Tegenover het belang van BV Sport moet het belang van de werknemer om zijn werkzaamheden uit te kunnen oefenen, worden afgewogen. De werknemer heeft naar het oordeel van het hof onvoldoende gemotiveerd aangevoerd dat en waarom hij belang bij wedertewerkstelling heeft om zijn kennis en vaardigheden te onderhouden en zich voor te bereiden op het volgen van de ALO-opleiding.
Het ging immers vanaf het moment waarop de werknemer in eerste aanleg wedertewerkstelling vorderde, nog slechts om een periode van enkele maanden. De werknemer had daarvoor ook al geruime tijd geen werkzaamheden verricht zonder dat dit aanleiding voor hem was om een vordering tot wedertewerkstelling aanhangig te maken.

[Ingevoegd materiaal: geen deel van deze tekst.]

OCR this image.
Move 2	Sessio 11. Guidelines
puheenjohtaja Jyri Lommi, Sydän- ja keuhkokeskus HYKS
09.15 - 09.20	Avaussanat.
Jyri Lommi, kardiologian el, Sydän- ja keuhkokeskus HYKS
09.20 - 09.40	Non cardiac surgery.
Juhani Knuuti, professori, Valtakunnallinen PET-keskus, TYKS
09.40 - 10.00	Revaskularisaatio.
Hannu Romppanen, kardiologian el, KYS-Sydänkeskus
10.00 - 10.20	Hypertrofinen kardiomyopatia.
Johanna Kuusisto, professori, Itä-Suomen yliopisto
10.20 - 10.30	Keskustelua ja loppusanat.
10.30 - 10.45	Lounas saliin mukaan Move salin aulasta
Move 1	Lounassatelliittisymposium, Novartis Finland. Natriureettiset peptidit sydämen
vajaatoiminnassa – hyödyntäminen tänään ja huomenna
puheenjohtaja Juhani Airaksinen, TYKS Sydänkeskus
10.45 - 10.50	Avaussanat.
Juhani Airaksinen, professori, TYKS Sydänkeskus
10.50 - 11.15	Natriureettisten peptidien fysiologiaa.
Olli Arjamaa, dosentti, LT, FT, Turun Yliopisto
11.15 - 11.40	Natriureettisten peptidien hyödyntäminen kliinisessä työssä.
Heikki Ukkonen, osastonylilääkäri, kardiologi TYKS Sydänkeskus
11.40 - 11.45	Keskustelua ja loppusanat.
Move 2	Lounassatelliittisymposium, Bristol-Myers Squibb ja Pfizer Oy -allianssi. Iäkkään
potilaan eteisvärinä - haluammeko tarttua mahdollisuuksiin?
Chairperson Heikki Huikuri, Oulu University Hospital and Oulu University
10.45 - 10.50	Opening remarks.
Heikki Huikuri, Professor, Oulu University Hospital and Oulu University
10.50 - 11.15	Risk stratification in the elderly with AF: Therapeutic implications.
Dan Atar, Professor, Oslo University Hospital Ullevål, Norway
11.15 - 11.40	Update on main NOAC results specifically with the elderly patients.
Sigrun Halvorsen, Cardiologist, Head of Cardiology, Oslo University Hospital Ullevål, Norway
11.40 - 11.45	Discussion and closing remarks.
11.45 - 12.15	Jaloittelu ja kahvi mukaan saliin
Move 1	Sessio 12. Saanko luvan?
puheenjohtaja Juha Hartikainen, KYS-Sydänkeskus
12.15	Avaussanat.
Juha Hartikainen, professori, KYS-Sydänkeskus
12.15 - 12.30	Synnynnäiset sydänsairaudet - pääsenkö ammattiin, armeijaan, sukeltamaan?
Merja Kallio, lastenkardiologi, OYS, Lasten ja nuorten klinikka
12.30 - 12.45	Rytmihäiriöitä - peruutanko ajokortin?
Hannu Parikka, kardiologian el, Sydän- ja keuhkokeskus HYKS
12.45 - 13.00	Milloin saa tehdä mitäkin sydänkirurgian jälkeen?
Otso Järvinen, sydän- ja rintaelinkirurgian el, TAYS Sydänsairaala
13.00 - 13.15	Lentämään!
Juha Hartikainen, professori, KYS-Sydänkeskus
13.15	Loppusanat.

Het voorgaande in aanmerking genomen is het hof van oordeel dat van de werknemer redelijkerwijs mag worden verwacht dat hij ingaat op het aanbod van BV Sport om de periode tot aanvang ALO-opleiding, en dus de periode dat hij (nog) niet als combinatiefunctionaris aan de slag kan, als toezichthouder zwembad te gaan werken.
De beslissing
Het vonnis van de voorzieningenrechter wordt vernietigd, de vorderingen van de werknemer worden alsnog afgewezen en hij wordt als de in het ongelijk gestelde partij veroordeeld in de kosten van het geding in beide instanties.